Following a decision by Government to move ahead with this new approach to public media, a Governance Group was established. The Group has been busy, and has published a couple of important documents.

The first and easiest to read is the Business Case Governance Group Report. This report takes an overview of the need for a restructuring of public media in New Zealand, including thoughts outside the formal review they were asked to deliver by the then Minister of Public Broadcasting and Media, Kris Faafoi.

The second document is the Business Case they were required to construct—a long document laid out in the format required by Treasury. Often repetitive in nature, it is still worth a read for the truly interested.

And for those into literary self-flagellation, you can review the draft legislation here.

Faafoi then appointed an ANZPM Establishment Board whose responsibility it is to oversee the detailed design of the new entity and the change required to create it. The new entity will come into full operation by July 2023.

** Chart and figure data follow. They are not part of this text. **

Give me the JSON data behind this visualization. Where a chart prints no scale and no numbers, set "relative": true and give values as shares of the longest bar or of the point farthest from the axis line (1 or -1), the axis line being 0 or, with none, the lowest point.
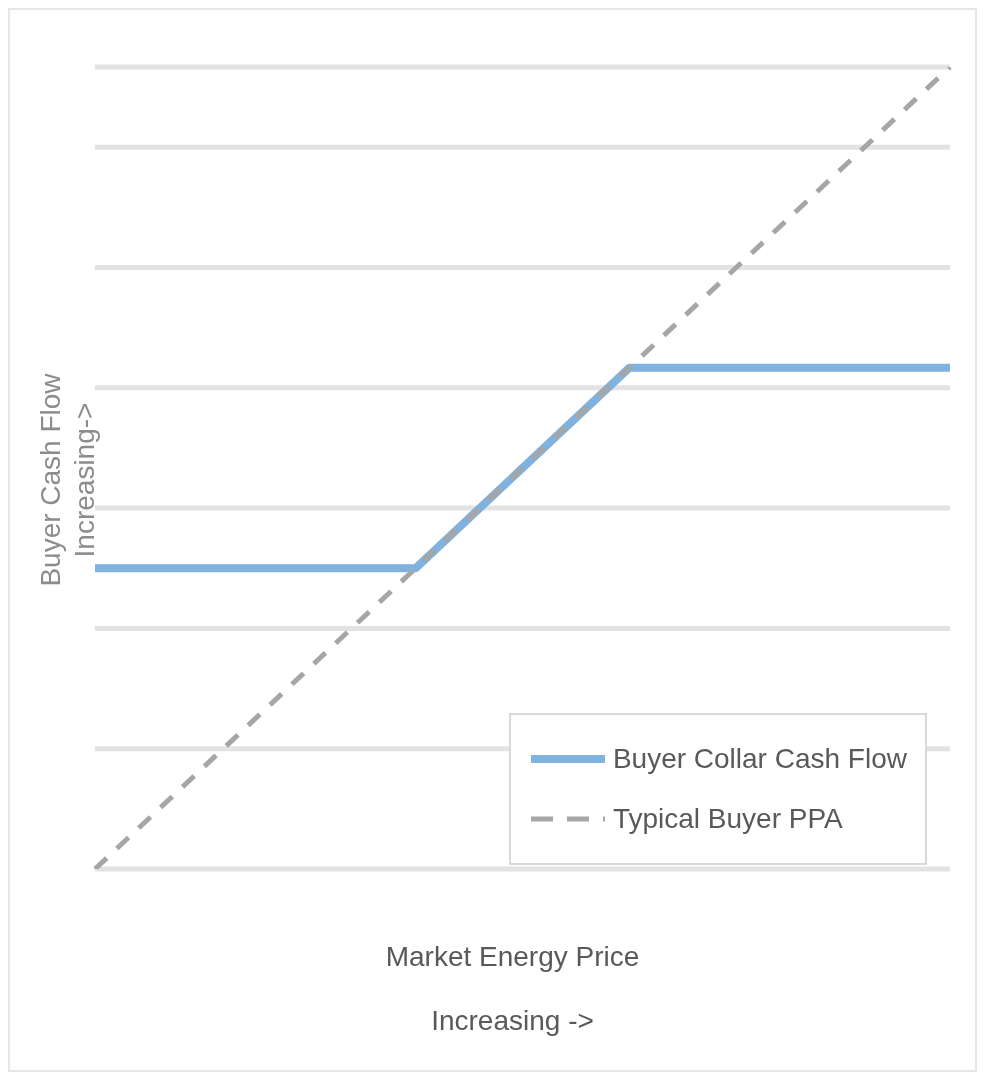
{
  "chart_data": {
    "type": "line",
    "relative": true,
    "xlabel": "Market Energy Price\nIncreasing ->",
    "ylabel": "Buyer Cash Flow\nIncreasing->",
    "categories": [
      null,
      null,
      null,
      null,
      null,
      null,
      null,
      null,
      null
    ],
    "grid": "y",
    "legend": "bottom right",
    "marker": "none",
    "series": [
      {
        "name": "Buyer Collar Cash Flow",
        "color": "#7fb2df",
        "line_style": "solid",
        "values": [
          0.375,
          0.375,
          0.375,
          0.375,
          0.5,
          0.625,
          0.625,
          0.625,
          0.625
        ]
      },
      {
        "name": "Typical Buyer PPA",
        "color": "#a6a6a6",
        "line_style": "dashed",
        "values": [
          0,
          0.125,
          0.25,
          0.375,
          0.5,
          0.625,
          0.75,
          0.875,
          1
        ]
      }
    ]
  }
}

With the resignation of Faafoi, the portfolio has moved to Willie Jackson, who has been quick to express his views on ANZPM and other media matters in an interview with Duncan Grieve at The Spinoff.

The ANZPM is a massive undertaking. And like so much in the New Zealand screen sector, long overdue. It will affect everybody producing content for TV and Radio and thus is of utmost interest to the entire production sector. Strangely, there is nary a mention of the New Zealand Film Commission in any of the documentation, which I find curious considering the convergence of content and distribution channels and the expressed objective of the new entity to engage, inform, educate, enlighten and entertain. NZFC after all is a public media stakeholder and the only government funding body seemingly left out of the mix in considerations.

There is a call for submissions out now with a deadline of 8 September. DEGANZ will be responding and we encourage all of you in the screen sector to do the same, whether you are a content creator or viewer/listener. The ANZPM is going to shape the way we consume Aotearoa New Zealand content for decades to come and we want it to be done right.